Ever wondered about something running related and looked for an answer on the internet? It can be very confusing: questionable advice, mansplaining, conspiracy theories, products that could either change your life or permanently maim you by accident, flimsy anecdotal evidence, amateur medical diagnoses, and other bullshit. It can all be hard to wade through. I wanted some real answers to some of the stuff I’ve seen, so I reached out to a successful running coach: David Roche, who, along with his wife Megan Roche, coaches runners through Some Work, All Play, coauthored the book The Happy Runner, and hosts the Some Work, All Play podcast. David was a good sport and provided some great insight.

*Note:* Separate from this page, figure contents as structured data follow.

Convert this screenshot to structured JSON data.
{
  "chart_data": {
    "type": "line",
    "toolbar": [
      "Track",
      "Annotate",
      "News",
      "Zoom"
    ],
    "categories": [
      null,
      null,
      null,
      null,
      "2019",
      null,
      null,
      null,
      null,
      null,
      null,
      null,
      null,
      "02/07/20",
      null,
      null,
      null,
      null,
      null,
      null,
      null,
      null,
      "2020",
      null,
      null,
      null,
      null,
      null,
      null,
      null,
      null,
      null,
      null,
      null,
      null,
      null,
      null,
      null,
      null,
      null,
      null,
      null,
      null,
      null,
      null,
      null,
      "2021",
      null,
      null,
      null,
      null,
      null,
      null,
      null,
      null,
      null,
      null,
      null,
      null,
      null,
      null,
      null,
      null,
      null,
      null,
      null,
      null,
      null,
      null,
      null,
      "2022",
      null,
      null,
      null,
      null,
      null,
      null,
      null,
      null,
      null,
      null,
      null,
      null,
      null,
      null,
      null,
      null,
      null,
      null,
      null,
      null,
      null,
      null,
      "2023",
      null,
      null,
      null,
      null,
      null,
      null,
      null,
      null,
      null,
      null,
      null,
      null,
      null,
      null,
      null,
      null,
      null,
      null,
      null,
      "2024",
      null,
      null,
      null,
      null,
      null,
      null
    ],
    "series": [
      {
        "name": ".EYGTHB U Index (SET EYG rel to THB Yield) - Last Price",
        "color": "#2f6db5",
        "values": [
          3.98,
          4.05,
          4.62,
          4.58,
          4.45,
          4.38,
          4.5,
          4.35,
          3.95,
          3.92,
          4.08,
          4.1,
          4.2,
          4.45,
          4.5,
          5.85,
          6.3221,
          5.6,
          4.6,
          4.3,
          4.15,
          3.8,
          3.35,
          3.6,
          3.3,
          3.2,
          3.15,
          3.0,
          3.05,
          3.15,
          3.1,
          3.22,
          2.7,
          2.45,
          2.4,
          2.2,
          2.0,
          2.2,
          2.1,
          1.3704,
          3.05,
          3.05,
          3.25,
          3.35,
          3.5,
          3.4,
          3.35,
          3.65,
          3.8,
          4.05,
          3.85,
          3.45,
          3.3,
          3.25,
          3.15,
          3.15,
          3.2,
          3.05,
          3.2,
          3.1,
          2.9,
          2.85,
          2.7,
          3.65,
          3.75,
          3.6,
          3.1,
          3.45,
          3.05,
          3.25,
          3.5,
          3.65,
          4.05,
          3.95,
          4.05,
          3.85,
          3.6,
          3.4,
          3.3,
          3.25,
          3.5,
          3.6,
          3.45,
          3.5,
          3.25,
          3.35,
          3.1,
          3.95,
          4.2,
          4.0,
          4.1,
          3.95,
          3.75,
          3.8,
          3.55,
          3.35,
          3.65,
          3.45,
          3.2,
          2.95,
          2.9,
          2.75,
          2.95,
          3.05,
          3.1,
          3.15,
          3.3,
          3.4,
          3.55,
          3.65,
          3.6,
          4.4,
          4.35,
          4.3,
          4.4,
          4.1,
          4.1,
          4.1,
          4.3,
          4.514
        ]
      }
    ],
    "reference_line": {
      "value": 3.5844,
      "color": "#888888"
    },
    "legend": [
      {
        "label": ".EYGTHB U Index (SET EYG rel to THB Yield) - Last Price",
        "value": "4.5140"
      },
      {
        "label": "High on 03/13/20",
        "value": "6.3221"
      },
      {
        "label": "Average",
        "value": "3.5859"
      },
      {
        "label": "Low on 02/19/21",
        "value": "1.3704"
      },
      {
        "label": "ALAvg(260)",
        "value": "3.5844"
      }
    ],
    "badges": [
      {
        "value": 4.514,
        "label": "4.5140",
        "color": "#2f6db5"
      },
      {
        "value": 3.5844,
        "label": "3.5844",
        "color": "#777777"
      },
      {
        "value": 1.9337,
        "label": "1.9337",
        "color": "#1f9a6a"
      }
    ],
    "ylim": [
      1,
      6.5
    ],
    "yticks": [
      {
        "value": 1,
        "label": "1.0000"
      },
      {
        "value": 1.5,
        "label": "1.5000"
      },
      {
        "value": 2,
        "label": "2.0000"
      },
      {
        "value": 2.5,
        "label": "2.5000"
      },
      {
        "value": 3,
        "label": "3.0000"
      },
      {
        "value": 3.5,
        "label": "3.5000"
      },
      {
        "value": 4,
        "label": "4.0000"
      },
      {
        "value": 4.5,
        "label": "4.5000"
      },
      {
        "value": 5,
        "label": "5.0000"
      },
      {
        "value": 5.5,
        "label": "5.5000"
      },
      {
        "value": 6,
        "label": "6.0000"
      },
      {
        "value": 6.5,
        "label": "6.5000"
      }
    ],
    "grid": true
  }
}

Myth #1: Training should be painful.
“The goal of running training is to make faster, more efficient movement take less energy with time. As an athlete’s running economy improves, most training should feel easy, and even workouts should only be harder in small doses, primarily involving super-compensation stimuli, like races and extra intense workouts every few weeks. An athlete that pushes to pain will aerobically regress, even with consistent training, as their base foundation erodes away. And that’s if they somehow manage to avoid the nasty outcomes of choosing to do something that is actively painful. Examples of such outcomes include stress fractures, overtraining syndrome, or waking up one morning and realizing that running sucks and should be reserved as punishment for our most violent criminals.”
Myth #2: If you want to run fast on race day, you have to run as fast as you can every day you train.
“Runners are not the bus from the movie Speed, set to detonate if they go below a certain pace. Sometimes that’s hard to remember, especially early in a running journey. As an athlete starts out, there are enough low-hanging aerobic fruit that consistently faster running may be rewarded. You’ll often see that in college teams, where easy days can turn into low-hanging-fruit-measurement contests. But later on, those same patterns that may be rewarded at first start to be punished. The aerobic system can even regress, as musculoskeletal output and biomechanical efficiency go down with it. That truth leads to what all athletes learn, if they are lucky enough not to blow up first. Long-term progression is about making easy running easy, fast running purposeful, and avoiding too much of the gray area where injuries and stagnation await.”